Sunday, October 22, 2017

How to deal with Java EE Modules

I recently spent some time trying to figure out why Hammock wasn't working on Java 9.  It was a very weird error, but something people run into quite often.

Caused by: java.lang.ClassNotFoundException: javax.xml.bind.JAXBException

Errr ok.  I've been using JAX-B for a long time.  I never realized that it was part of Java EE.  It made sense though, given the javax namespace.  Apparently the fix was to add some configuration when running Maven to include JAX-B's module from the JDK (which I guess I always was using?)

mvn clean install -DargLine="--add-modules java.xml.bind"

The -DargLine passes additional options to the forked surefire JVM, --add-modules (plural!) adds a single module (plus its dependencies) to the classpath, otherwise it's not visible.  All of these are runtime issues, visible when the CDI runtime attempts to start.  So after making this change, I figured things would work.

Caused by: java.lang.ClassNotFoundException: javax.xml.ws.WebServiceFeature

Yay.  Now I remembered why I liked OSGi so much.  Apparently the fix for this one is to add the module java.xml.ws to the build.  So I went ahead and ran

mvn clean install -DargLine="--add-modules java.xml.bind --add-modules java.xml.ws"

Fair enough, another module.  Not too bad.  So after running that I was expecting more modules to be added, and got this output

Caused by: java.lang.ClassNotFoundException: javax.annotation.Priority

Ok, that's a weird one.  Why's it weird?  The @Priority annotation comes from javax.annotation-api JAR.  It's not provided by the system.  CDI runtimes will bring in this JAR (Weld uses the RI, OWB brings in the geronimo spec).  I spent about 10 hours over three days trying to dissect this one.  I tried all sorts of things to enable the javax.annotation module, even though it was on the classpath.  Before I reveal the solution, it's best to understand why the modules I explicitly enabled above are hidden.

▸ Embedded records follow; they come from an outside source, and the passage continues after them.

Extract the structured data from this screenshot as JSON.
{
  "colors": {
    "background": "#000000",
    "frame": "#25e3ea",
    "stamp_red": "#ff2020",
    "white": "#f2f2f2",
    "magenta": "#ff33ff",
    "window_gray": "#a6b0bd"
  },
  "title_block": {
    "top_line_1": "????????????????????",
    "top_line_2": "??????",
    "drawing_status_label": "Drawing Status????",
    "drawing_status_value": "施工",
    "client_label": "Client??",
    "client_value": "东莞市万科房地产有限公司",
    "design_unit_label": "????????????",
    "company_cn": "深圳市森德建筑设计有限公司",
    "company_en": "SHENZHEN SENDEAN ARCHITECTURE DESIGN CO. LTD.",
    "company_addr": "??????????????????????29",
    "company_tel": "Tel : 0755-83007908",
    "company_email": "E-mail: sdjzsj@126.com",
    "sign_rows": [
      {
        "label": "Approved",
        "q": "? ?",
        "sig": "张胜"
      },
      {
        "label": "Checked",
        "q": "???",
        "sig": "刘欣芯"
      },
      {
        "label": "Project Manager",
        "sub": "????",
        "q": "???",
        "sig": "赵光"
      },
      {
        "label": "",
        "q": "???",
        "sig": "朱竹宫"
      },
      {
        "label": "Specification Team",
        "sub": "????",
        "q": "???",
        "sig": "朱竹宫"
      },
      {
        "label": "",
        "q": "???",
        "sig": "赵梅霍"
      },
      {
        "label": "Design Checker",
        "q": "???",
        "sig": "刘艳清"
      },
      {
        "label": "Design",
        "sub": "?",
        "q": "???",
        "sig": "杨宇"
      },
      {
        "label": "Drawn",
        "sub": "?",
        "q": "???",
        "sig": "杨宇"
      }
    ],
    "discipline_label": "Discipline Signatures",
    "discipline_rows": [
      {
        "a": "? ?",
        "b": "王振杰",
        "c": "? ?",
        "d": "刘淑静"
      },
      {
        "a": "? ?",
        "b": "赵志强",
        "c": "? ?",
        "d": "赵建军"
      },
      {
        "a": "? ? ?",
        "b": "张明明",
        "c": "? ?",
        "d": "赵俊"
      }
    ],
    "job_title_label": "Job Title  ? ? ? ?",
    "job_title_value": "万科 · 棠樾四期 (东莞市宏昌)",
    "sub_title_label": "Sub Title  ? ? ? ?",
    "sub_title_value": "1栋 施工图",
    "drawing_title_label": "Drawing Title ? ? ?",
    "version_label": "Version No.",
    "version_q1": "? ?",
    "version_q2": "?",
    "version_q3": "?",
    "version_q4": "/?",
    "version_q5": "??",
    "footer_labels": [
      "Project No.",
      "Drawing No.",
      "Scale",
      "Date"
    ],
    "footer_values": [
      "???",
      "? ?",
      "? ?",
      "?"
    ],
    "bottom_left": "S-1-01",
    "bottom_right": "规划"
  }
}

These modules come from Java EE, yet the RI for them was in the JDK itself.  By placing the RI in the JDK, we open up external usage for these internal feature set.  We also set a precedent that all Java implementations will include these dependencies.  That can't be done if these modules are expected to be there but aren't.  We lose the build once, run anywhere mantra Java has followed for so long.  The good news though, each of the modules are available are standalone dependencies, distributed via Maven Central.

Anyways, back to how to fix this problem.  It turns out, when you enable the java.xml.ws module, it includes a large number of internal dependencies, including the internal JDK javax.annotation package.  One of the modular changes in the JDK is that a package name can only exist in one module.  Since javax.annotation was coming from the JDK and a JAR on the classpath, the JDK version was being used.  So how to deal with this? Well, it turns out for this use case you cannot rely on JDK provided modules.  By bringing in the actual maven dependencies for these JARs, you can deal with this consistently - not depending on any JDK internals but by publically available JARs.  This is all I had to bring in to make an application compile and run on Java 9:

<dependency>
    <groupId>javax.annotation</groupId>
    <artifactId>javax.annotation-api</artifactId>
    <version>1.3.1</version>
</dependency>
<dependency>
    <groupId>javax.xml.ws</groupId>
    <artifactId>jaxws-api</artifactId>
    <version>2.3.0</version>
</dependency>
<dependency>
    <groupId>javax.activation</groupId>
    <artifactId>activation</artifactId>
    <version>1.1.1</version>
</dependency>



The great thing, because of the transitive dependencies all needed JARs will work.